Well, but that sounds like a recipe for confusion, unless the scopes of the two channels are delineated more clearly.

If the intention is to have the new channel #wikimedia-reading supersede the old one, why not simply redirect #wikimedia-mobile to #wikimedia-reading? (See https://meta.wikimedia.org/wiki/IRC/Instructions#Channel_operator_commands )

@Tbayer, sweet! Who has permissions to setup channel redirection?

@Tbayer, sweet! Who has permissions to setup channel redirection?

Channel operator commands can only be executed by channel operators. It turns out that this particular channel has restrictions in place for making yourself op ("/msg chanserv op #wikimedia-mobile") or even just finding out who has the right to become op ("/msg chanserv flags #wikimedia-mobile"). I'll ask around.

JohnLewis claimed this task.

Since this ticket is about a mailing list which seems there is consensus that wikitech-l would be sufficient (for now at least!), I'm going to close this as declined.

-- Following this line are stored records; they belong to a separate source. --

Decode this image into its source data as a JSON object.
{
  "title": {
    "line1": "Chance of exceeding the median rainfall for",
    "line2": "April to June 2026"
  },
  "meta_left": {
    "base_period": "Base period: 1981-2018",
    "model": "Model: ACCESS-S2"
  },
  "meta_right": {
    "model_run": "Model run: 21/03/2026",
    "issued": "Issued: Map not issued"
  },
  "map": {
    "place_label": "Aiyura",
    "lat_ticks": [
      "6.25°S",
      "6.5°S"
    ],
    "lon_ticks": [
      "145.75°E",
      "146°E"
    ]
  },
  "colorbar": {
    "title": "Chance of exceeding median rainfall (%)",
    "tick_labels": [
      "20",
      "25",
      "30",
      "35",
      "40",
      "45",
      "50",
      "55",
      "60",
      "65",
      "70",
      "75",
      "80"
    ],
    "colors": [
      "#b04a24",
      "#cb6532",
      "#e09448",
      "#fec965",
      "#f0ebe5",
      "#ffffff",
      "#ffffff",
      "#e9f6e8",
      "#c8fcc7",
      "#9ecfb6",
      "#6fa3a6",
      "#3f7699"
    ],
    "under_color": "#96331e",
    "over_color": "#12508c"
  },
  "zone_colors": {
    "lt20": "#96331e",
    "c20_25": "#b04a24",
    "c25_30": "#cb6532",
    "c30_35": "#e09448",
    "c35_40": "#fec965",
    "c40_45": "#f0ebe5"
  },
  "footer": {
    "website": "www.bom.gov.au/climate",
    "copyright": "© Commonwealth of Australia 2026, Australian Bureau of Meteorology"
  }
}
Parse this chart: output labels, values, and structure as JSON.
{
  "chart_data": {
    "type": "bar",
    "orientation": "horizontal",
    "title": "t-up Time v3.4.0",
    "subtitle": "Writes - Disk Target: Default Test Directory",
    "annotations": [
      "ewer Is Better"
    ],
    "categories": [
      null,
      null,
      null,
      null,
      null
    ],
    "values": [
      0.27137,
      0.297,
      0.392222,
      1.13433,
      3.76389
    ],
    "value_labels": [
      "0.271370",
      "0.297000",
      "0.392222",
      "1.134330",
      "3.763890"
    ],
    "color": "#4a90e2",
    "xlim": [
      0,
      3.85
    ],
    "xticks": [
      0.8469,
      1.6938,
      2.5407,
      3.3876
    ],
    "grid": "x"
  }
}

@Tbayer, sweet! Who has permissions to setup channel redirection?

Channel operator commands can only be executed by channel operators. It turns out that this particular channel has restrictions in place for making yourself op ("/msg chanserv op #wikimedia-mobile") or even just finding out who has the right to become op ("/msg chanserv flags #wikimedia-mobile"). I'll ask around.

For the record, it turns out that @MaxSem and Tomasz still have that right, and Max would be available to turn on that redirect once the time comes. I don't think we need to add new ops because the channel will be deprecated anyway, but some instructions are here just in case.